Island in Nordland county, Norway

Tjøtta is an island in Alstahaug Municipality in Nordland county, Norway. The 11.3 km2 island lies at the entrance to the Vefsnfjorden, just south of the island of Alsta. The U-shaped island is relatively flat, and the highest point is the 77 m tall Kalvberghaugen, just east of the village of Tjøtta. The island has two main villages on it: Tjøtta and Svinnes. The Norwegian County Road 17 crosses the island and it connects it to the neighboring islands of Offersøya and Alsta by two causeways.

==History==
Tjøtta has one of the largest and oldest Iron Age farms in Northern Norway, and hardly any places in the region have this many historical relics preserved in one limited area.

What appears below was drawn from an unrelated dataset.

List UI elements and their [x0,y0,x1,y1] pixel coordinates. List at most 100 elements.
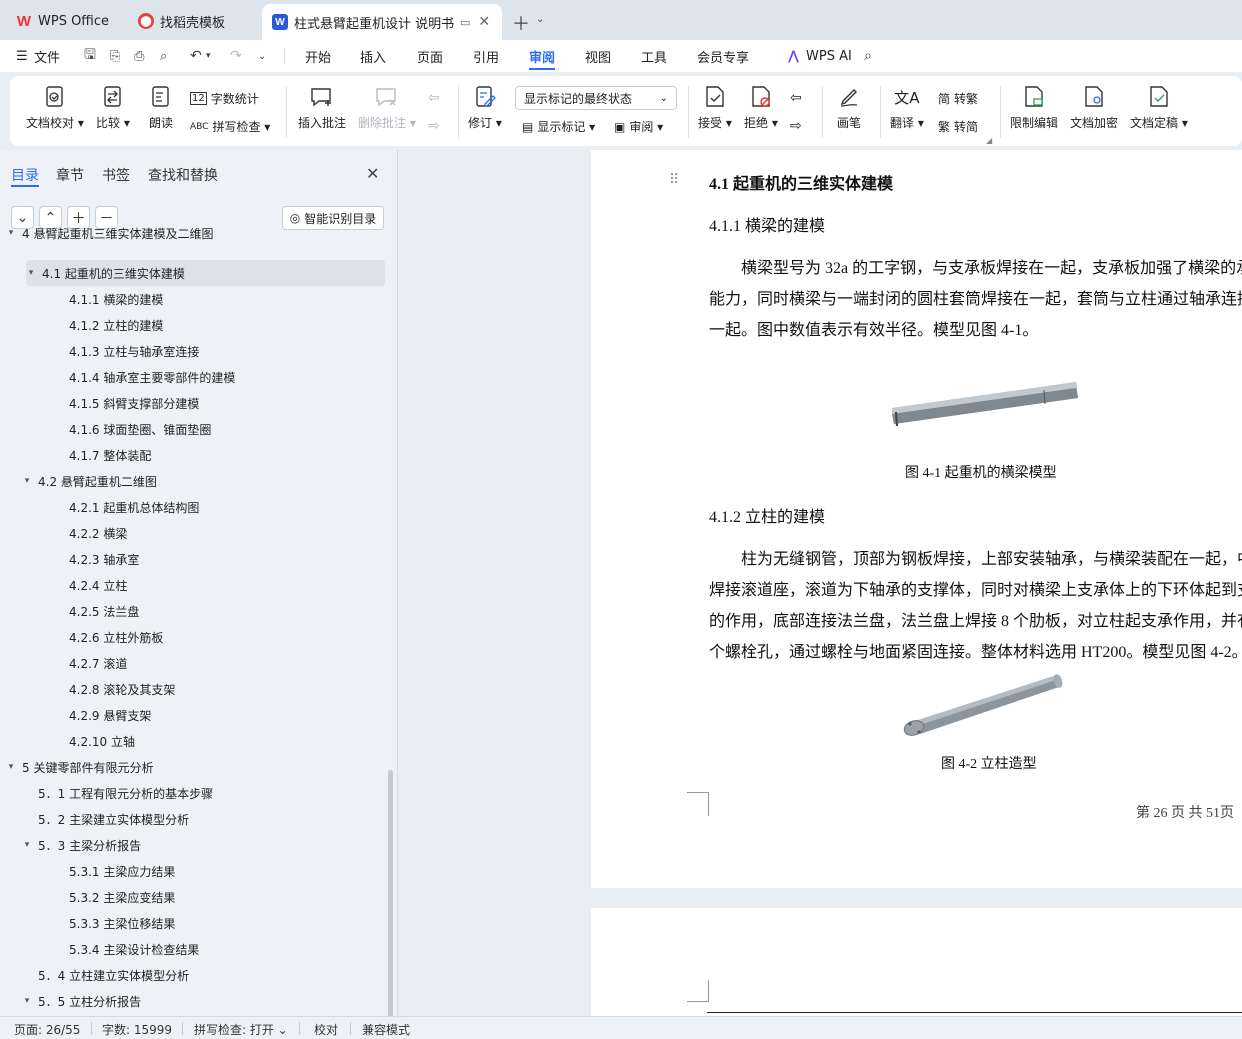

The chief Hårek of Tjøtta was from here. He was known in the stories of Snorre Sturlason as the governor of Hålogaland. The island was historically the centre of Tjøtta Municipality which existed from 1862 until 1965.

===Gullhaugen===
Gullhaugen is located on Tjøtta. The name comes from the Old Norse word haugr meaning hill or mound. Gullhaugen is the site of a large burial mound consisting of over 30 mounds, 5 large round mounds, several elongated mounds, 2 large burial cairns, several stone rings, and a large number of smaller round mounds. The largest mound is about 25 m across and about 2 to 3 m high. All the mounds in this part of the cemetery has been dated back to the Iron Age.

=== War Cemeteries ===
There are two war cemeteries: Tjøtta Russian War Cemetery from 1953 and Tjøtta International War Cemetery from 1970 with the remains of the victims of Rigel sunk in 1944.